Creating a connection

Edit online

You can create a connection between IBM® Verify Identity Access and IBM Verify.

About this task

The Verify Identity Access Local Management Interface (LMI) provides a menu entry Connect IBM Cloud Identity. You can establish a free trial subscription to IBM Verify, or establish a connection between your Verify Identity Access deployment and an existing subscription.

Procedure

  1. If you did not previously activate the IBM Verify Identity Access Base, activate it now. Click Manage System Settings > Licensing and Activation, and provide the Base activation license.
    The activation process requires a restart of the LMI.
  2. Click the icon Connect IBM Cloud Identity.
    If the Federation module is not activated, you are prompted to activate it.
  3. Click Activate Federation module.
    The Federation module is activated automatically. You do not need to enter an activation license.
  4. Choose one of the following actions:
    • To get a free trial of IBM Verify, click Get a free trial.

      A new browser window opens and the wizard takes you to the Cloud Identity Trial Request page. Follow the instructions on the page.

    • If you already have a Cloud Identity Connect subscription, connect your Verify Identity Access environment to your existing subscription. Continue with the next step.
  5. Click Connect to IBM Cloud Identity. Enter your Point of Contact server. Provide the identity provider host name and reverse proxy junction URI.

    The wizard provides point of contact URLs based on SAML 2.0 federations that exist in the IBM Verify Identity Access appliance. Select a suggested URL or enter a different one.

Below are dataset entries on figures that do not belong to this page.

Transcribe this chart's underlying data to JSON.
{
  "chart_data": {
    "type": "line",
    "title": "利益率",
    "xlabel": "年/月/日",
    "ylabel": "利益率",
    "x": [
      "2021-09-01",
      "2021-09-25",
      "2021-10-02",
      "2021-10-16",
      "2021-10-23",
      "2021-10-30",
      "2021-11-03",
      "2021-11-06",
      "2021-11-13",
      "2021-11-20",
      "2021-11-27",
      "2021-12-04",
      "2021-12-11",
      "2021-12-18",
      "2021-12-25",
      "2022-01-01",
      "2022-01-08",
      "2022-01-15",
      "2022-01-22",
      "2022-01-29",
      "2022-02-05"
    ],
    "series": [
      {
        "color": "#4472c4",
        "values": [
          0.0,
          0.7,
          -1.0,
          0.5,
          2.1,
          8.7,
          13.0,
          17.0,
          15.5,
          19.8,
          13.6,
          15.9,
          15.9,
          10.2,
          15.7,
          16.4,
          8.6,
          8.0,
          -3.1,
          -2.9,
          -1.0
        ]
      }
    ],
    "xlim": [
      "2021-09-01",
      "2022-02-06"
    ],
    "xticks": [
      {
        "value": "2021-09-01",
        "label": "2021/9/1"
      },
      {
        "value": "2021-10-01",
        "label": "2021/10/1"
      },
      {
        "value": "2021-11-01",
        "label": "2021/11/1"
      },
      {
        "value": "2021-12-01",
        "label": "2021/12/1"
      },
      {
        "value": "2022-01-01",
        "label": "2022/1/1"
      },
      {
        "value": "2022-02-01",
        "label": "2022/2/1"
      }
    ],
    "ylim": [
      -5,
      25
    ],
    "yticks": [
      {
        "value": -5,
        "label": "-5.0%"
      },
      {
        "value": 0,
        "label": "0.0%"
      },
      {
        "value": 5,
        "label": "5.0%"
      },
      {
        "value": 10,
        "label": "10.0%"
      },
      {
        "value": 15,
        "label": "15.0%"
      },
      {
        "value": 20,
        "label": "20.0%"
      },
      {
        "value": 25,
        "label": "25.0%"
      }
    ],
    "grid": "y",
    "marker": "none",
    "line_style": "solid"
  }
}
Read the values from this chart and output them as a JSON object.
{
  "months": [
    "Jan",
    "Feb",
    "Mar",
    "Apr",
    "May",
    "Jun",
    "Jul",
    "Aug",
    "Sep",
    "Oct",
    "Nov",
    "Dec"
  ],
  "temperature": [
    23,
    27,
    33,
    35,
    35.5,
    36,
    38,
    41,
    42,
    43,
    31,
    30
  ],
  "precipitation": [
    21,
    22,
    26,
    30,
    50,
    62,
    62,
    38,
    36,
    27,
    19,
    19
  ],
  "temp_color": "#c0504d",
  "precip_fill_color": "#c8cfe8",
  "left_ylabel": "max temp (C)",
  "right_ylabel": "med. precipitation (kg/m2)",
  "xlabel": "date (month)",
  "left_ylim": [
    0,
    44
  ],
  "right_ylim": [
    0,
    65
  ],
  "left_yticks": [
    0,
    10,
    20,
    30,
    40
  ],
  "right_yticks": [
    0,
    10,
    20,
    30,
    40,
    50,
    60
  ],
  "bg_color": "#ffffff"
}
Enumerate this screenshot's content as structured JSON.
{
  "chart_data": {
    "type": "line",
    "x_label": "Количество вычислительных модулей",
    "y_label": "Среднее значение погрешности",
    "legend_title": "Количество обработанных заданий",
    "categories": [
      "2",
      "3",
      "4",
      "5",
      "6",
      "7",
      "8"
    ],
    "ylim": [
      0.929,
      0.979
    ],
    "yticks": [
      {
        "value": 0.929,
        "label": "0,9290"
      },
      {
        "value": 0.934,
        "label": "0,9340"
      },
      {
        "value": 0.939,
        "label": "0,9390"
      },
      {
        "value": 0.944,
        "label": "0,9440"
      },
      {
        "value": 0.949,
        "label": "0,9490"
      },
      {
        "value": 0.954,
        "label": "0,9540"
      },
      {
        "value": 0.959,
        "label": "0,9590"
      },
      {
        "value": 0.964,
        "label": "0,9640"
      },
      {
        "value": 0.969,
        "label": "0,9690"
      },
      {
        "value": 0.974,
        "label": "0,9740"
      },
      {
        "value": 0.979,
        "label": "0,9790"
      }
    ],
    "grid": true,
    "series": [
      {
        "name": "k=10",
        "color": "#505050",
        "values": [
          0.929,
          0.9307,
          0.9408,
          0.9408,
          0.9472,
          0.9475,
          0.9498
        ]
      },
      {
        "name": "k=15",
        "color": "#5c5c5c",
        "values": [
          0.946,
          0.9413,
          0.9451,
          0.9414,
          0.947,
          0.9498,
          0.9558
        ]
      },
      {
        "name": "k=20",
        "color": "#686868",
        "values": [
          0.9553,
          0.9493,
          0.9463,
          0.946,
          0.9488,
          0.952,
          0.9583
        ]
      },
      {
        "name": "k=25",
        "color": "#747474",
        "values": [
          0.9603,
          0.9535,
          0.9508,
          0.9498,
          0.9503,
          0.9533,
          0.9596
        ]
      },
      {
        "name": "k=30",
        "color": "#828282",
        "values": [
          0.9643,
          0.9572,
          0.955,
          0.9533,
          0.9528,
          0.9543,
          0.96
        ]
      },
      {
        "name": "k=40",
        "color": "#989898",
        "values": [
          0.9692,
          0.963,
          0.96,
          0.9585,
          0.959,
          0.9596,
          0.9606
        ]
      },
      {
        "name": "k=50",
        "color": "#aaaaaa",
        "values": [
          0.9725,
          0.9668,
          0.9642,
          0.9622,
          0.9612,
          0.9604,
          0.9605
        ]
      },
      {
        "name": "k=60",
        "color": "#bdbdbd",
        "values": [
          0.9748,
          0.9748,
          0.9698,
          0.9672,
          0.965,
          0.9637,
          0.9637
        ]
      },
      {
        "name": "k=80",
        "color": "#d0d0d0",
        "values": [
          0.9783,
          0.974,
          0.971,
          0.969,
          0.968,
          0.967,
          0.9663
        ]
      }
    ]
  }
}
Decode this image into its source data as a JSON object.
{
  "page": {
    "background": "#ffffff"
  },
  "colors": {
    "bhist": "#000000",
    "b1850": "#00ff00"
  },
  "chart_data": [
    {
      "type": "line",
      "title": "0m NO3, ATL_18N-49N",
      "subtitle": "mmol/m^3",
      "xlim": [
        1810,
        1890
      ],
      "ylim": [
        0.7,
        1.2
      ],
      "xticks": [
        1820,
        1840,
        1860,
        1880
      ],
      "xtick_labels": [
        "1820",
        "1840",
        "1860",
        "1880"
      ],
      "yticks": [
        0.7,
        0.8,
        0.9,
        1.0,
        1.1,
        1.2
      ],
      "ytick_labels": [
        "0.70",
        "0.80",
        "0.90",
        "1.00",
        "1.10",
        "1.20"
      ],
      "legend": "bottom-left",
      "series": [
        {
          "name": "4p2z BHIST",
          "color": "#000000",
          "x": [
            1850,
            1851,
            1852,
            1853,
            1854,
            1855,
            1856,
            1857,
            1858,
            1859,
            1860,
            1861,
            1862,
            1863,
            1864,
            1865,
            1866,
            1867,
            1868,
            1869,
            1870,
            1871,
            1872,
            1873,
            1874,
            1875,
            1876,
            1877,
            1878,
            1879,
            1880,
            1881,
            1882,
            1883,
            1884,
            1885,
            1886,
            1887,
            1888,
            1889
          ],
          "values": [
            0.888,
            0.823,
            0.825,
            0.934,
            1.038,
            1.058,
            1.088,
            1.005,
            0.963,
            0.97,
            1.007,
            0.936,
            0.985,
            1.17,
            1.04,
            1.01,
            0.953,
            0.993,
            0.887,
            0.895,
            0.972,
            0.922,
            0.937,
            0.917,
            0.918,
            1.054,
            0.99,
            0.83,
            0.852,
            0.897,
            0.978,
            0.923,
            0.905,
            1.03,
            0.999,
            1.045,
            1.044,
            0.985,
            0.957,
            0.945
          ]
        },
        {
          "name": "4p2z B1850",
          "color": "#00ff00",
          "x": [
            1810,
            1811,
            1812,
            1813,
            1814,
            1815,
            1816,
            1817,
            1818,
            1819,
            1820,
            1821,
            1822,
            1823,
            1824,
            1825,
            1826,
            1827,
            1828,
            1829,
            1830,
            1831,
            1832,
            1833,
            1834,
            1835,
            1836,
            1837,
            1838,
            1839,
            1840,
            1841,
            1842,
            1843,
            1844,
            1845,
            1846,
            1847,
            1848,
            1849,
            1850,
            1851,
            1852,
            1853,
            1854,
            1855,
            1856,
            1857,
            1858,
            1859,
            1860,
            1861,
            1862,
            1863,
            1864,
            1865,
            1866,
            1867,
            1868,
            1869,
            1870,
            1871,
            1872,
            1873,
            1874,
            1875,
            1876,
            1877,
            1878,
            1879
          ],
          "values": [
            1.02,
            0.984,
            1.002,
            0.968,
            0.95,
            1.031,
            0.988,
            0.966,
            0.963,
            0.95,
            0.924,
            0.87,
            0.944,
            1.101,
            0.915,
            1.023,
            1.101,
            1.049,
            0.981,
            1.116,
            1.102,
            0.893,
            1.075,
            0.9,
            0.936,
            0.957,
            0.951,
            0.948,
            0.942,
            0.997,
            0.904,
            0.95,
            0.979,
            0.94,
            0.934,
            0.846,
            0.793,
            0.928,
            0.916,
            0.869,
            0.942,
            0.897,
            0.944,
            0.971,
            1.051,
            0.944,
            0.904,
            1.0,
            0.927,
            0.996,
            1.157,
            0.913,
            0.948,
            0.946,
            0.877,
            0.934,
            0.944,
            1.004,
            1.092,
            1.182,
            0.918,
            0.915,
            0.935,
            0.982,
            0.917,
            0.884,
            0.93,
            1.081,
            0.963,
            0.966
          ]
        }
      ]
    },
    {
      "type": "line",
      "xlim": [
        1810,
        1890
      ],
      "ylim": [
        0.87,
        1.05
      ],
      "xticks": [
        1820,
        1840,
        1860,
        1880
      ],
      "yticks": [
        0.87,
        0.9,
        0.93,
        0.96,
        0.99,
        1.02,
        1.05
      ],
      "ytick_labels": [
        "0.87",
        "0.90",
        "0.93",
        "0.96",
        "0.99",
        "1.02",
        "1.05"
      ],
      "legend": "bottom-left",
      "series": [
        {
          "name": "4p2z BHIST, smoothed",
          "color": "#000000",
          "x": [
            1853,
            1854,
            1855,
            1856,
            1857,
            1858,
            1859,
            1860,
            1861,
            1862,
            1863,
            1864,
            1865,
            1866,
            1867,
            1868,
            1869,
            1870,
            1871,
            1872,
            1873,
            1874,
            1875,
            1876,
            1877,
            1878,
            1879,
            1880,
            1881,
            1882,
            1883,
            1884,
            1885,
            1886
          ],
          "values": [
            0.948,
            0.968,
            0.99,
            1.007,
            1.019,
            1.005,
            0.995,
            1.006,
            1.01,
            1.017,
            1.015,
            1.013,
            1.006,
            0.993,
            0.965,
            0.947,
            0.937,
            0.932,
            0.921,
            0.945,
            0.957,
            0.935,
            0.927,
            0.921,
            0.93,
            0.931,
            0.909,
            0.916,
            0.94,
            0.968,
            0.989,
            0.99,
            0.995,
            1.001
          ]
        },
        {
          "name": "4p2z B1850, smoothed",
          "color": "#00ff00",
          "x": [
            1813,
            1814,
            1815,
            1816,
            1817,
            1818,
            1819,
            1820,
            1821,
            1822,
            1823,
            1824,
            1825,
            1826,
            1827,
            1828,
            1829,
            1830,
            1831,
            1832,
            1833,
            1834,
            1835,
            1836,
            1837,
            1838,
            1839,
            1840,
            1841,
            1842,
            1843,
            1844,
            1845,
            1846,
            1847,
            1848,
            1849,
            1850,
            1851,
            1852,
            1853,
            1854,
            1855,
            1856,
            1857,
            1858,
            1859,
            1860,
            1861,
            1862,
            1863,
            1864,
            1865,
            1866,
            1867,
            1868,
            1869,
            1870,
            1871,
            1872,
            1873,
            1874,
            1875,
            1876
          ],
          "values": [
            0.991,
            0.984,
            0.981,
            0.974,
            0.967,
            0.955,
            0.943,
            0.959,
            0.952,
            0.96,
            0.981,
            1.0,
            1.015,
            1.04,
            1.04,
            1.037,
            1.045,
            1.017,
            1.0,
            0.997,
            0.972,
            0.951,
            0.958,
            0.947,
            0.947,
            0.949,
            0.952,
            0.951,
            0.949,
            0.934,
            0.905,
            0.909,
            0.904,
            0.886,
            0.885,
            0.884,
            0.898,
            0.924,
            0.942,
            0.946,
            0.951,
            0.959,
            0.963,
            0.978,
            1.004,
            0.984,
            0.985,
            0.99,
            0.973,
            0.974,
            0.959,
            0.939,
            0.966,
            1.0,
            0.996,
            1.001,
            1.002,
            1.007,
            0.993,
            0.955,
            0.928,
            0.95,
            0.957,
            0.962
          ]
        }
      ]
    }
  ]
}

    For example, https://www.mysp.example.com/isva
  6. Make note of the security code that the wizard displays so that you can confirm a match with a security code on the upcoming IBM Verify management screen. Click Connect.
    The wizard leaves the Local Management Interface, and opens a new browser tab with an IBM Verify administration page.
  7. Follow the instructions on the IBM Verify administration page.
  8. Verify that the security code that is shown on the IBM Verify administration browser tab matches the security code that was shown in the Local Management Interface in the previous step.
    When you confirm the security code, the administration browser tab closes. The wizard returns to the IBM Verify Identity Access LMI, and a success message displays.
  9. When prompted, deploy pending changes to the Local Management Interface.
    The prompt displays the configuration changes to be deployed, such as a new federation, mapping rule, or SSL certificate.
  10. In the Local Management Interface, configure the reverse proxy to set up access between the IBM Verify federation and the reverse proxy appliances. Click Web > Manage > Reverse Proxy, and then click Manage > Federation Management > Add, and add a federation. For Federation Name, select IBM Verify.

    When complete, a system notification message indicates that the federation was added successfully.

  11. Deploy the pending changes for the Reverse Proxy configuration File, and restart the reverse proxy instance.

Results

You successfully connected to IBM Verify. You can now click Connect IBM Verify to test the connection, update the connection configuration, or disconnect from IBM Verify.

By default, the users that authenticate to IBM Verify through IBM Verify Identity Access have IBM Verify administrator privileges only if they belong to IBMCloudIdentityAdmins group in IBM Verify Identity Access. As an administrator, you can change the behavior by changing the mapping rule.